Straighten My Mess: If your dorm desk is chaos, offer him the challenge, he gets to impose perfect order; you get things actually sorted.
Boiler Room Curiosity: Strange sound in a service tunnel? He’ll come look; practical mechanical sense and steady nerves in tight spaces. Bring flashlights.
Campus Rooftop Air Pulls: Chane climbs UCLA’s rooftops at dusk to bottle “strange fog” samples. Anyone from science majors to occultists can tag along; share your meter readings, ritual insights, or plain old keen senses for a split of the data.

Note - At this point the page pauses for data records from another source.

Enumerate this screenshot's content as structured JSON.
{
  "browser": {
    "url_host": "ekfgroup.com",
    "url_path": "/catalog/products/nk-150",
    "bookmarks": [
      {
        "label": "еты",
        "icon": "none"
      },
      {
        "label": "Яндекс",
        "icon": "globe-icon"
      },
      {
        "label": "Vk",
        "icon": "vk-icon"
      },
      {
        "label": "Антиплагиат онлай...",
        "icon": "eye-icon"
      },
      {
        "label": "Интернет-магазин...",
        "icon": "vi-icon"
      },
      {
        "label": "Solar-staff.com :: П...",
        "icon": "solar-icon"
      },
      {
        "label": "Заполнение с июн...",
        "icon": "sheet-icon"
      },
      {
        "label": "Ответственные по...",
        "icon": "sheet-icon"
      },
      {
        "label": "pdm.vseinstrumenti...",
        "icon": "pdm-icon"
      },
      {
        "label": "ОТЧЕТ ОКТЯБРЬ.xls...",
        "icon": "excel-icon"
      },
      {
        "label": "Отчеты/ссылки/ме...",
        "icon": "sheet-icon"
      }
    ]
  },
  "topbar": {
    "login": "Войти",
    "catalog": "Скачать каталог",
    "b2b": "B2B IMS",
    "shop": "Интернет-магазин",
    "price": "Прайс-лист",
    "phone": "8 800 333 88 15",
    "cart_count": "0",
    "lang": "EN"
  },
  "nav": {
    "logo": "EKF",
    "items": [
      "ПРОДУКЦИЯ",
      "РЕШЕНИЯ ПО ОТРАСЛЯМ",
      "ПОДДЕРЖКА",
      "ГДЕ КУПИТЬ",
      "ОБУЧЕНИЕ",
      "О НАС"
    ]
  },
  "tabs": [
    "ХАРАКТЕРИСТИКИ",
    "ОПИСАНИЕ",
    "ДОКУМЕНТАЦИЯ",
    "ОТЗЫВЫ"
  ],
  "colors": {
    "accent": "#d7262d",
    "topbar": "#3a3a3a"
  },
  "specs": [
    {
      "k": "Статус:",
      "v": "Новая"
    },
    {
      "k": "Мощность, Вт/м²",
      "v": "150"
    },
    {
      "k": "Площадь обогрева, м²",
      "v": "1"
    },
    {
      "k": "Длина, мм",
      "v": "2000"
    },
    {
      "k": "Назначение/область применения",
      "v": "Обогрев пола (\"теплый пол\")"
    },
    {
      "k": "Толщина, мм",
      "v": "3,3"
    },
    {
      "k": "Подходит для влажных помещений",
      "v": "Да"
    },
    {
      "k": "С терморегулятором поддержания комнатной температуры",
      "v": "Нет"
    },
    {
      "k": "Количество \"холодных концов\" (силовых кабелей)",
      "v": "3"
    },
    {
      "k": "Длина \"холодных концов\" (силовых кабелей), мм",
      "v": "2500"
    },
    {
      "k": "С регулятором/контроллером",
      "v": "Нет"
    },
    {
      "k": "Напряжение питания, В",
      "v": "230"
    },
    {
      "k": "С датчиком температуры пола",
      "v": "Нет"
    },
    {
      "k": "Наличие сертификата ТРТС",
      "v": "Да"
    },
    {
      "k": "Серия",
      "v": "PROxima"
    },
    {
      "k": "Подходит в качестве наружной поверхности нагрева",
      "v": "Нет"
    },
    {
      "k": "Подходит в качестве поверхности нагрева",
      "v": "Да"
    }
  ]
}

Pop‑Up Venom Lab: Need a toxin identified or neutralized? Chane sets up a midnight bench in a disused chem storeroom. Pay in lore, blood sample, or urban legend; he hands back antidote kits or concentrated paralytic.
Silk Shadow Sightings: A lean figure has been spotted stretched flat against UCLA’s brick walls at midnight, stringing hair‑thin threads between vents. Curious climbers or night patrols might intercept him while he works.
Undercity Footprints: Security cameras in storm drains show brief flashes of bare footprints that end in mid-passage. Explorers who follow might meet Chane testing new routes and willing to barter maps.